Post: Investment Versus Speculation
Link to comment from April 4, 2026
Berkshire Hathaway’s current policy is to reinvest income rather than pay a cash dividend to shareholders. That portion of income that Berkshire uses to grow the business is reinvesting income for the benefit of shareholders who don’t have to reinvest themselves. In this sense, I would consider Berkshire an investment. When Berkshire purchases its own shares, it is not growing the business, but buoying the stock price. This is likely a sign that management is finding it difficult to identify compelling investment opportunities.
Post: Investment Versus Speculation
Link to comment from April 2, 2026
Mark, what are your thoughts on the appearance of these newly public stocks in total market index funds? If I’m not mistaken, Tesla appeared in Vanguard’s Total US Stock Market index fund before it was added to the S&P 500. Could the same situation be in store for these upcoming mega-IPOs?
Post: $3 Trillion S&P 500 Gatecrashers
Link to comment from March 21, 2026
The HumbleDollar up/down arrows remind me of the Like/Don’t Like buttons on social media web pages. The latter, I presume, feed algorithms that determine ad pricing and content feeds. Since HD does not allow advertising (thank goodness), or feed different content to different readers, I have to question the value of up/down arrows. Were some of the features of social media web pages simply copied to HD when the website was being developed? The whole purpose of HD, as I understand it, is to promote commentary so readers can shares ideas, information, and experiences. Just clicking an up or down arrow doesn’t add much to the conversation. I do have one question: How did you earn the sobriquet “DrLefty?” Are you left-handed?
Post: The “Mean Girls”/Junior High Bullies at HumbleDollar
Link to comment from January 10, 2026
I suspect that the tale of the anonymous investor who enjoyed a $70 million dollar profit from S&P 500 call options will lead a number of people to conclude that buying call options on the S&P 500 is the path to riches.

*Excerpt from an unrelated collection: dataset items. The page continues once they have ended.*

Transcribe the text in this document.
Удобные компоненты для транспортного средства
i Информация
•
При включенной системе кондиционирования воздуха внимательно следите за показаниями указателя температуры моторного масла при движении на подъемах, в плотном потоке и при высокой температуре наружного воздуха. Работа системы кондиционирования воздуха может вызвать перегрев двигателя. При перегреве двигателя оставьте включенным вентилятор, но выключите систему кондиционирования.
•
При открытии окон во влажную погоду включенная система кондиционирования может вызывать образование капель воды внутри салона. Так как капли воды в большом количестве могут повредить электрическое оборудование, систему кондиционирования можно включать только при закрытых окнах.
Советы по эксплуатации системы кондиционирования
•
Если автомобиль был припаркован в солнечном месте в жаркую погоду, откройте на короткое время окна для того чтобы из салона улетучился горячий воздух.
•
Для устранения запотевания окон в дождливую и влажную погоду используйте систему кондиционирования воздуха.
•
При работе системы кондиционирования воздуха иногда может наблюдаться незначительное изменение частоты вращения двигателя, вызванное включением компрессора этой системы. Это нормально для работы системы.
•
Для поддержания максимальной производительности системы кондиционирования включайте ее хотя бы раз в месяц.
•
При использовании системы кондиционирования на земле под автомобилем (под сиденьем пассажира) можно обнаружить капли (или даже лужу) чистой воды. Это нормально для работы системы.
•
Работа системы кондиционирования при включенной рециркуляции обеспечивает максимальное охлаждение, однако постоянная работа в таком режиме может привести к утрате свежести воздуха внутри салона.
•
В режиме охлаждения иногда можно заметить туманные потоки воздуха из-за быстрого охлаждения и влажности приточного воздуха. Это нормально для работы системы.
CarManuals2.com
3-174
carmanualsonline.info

But that investor was extraordinarily lucky. Consider what the media is not offering: stories about the much larger number of people who invested in S&P 500 call options and lost money. No one is interested in those stories. As Nassim Taleb warned us: don’t be “Fooled by Randomness.” Also, we know that correlation does not imply causation. Yet, Taylor Hamm seems convinced that paying $25 for a spell was responsible for her good fortune. I’ll guess that she’ll be buying many more spells in the future.
Post: Money Moments
Link to comment from December 27, 2025
One of those opportunities for spontaneous giving might include the tip jar at take-out eateries.
Post: Cash Ain’t Trash
Link to comment from December 27, 2025
Dan, thanks for mentioning the need to have smaller denominations available. If you only stockpile large denomination bills, you might find it difficult to purchase simple items in, say, a convenience store.